Esprit Holdings Ltd posted second-half profit that missed analyst forecasts and said a slowing Chinese economy and lingering euro zone problems continue to pose risks to its business, briefly sending its shares more than 8 percent lower.
Esprit, which sells everything from bed sheets to jeans and generates three-quarters of its sales in Europe, has been trying to restructure its retail business as sales slow, but the company said on Wednesday that any further deterioration in the global economy would impact its transformation plan and ultimately its earnings.
The retailer in August hired Jose Manuel Martínez Gutiérrez, an executive from Zara owner Inditex, as its new chief executive in a bid to reassure investors about its restructuring drive following uncertainty created by a management reshuffle. Martínez took up his post on Wednesday.
“Investors are still in doubt over whether the transformation plan can be a success, given the company is still facing a lot of challenges and uncertainties,” said Steven Leung, a sales director at UOB Kay Hian. “They hope the new CEO can help speed up the process.”
Esprit, which competes with Swedish clothing retailer Hennes & Mauritz AB and Spain’s Inditex, posted a net profit of HK$318 million ($41 million) for its second half ended in June, compared with a HK$2.06 billion loss a year earlier, based on Reuters’ calculations. That missed an average forecast of HK$455 million according to a survey of 10 analysts by Reuters.
Martínez was until recently group director of distribution and operations at Inditex and news of his appointment last month had driven Esprit’s shares on Aug. 7 to their biggest one-day gain in 14 years.
One of the many challenges he faces is to boost Esprit’s retail presence and revive its brand at a time of economic uncertainty in Europe and a slowdown in China.
PROFIT LAGS FORECASTS
For the full fiscal year, Esprit reported a net profit of HK$873 million ($112.6 million), missing the average estimate of HK$1.01 billion in the poll of 10 analysts.
The result was higher than the HK$79 million profit posted a year earlier when the company took a one-time charge of HK$2.3 billion to set aside provisions for the closure of stores.
The overall closure costs were less than expected and the company was able to write back HK$696 million of those provisions in the latest term.
Turnover for the fiscal year fell to HK$30.17 billion from HK$33.77 billion a year earlier, due to the sale of its North American operations, store closures and a tough business climate, it said. Retail turnover declined 6.1 percent in local currency terms and wholesale turnover dropped 16.5 percent.
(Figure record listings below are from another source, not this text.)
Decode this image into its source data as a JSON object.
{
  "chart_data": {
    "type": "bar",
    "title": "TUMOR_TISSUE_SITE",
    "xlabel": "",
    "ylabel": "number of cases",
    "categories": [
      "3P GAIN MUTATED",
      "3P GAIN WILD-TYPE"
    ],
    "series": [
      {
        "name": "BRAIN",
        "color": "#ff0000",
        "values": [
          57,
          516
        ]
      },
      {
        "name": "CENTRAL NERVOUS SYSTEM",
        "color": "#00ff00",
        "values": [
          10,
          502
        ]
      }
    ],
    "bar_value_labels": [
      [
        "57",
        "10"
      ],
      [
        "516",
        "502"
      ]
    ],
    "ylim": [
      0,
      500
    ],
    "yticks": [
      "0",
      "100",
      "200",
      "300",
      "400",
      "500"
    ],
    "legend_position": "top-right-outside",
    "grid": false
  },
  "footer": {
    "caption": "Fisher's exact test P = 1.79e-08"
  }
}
The company has earmarked HK$1.5 billion for capital expenditure for the coming year, of which HK$400 million will be invested in new store openings, HK$700 million in refurbishments of existing stores and HK$200 million for IT projects.
Inditex, the world’s largest clothing retailer, last week beat expectations with a 32 percent jump in first-half profit, boosted by rapid expansion in fast-growing emerging markets.
Esprit, which also competes with and U.S. group GAP Inc and Japan’s Fast Retailing Co Ltd, said last year that it would invest more than HK$18 billion ($2.3 billion) up to 2015 as part of its restructuring plan.
It also aims to double China sales to around HK$6 billion over the next few years and expand its points-of-sale network to 1,900 from 1,000.
Esprit, founded in 1968 in San Francisco by Susie and Doug Tompkins who started selling clothes out of the back of their station wagon, shut all its stores in North America as of the end of March.
The company has a market value of around $2.2 billion, down from roughly $8 billion at the end of 2010.
Shares of Esprit have surged about 29 percent so far in 2012, outpacing a more than 10 percent rise in Hong Kong’s benchmark Hang Seng Index. The stock closed down 6.9 percent on Wednesday, lagging a 0.8 percent fall in the benchmark index.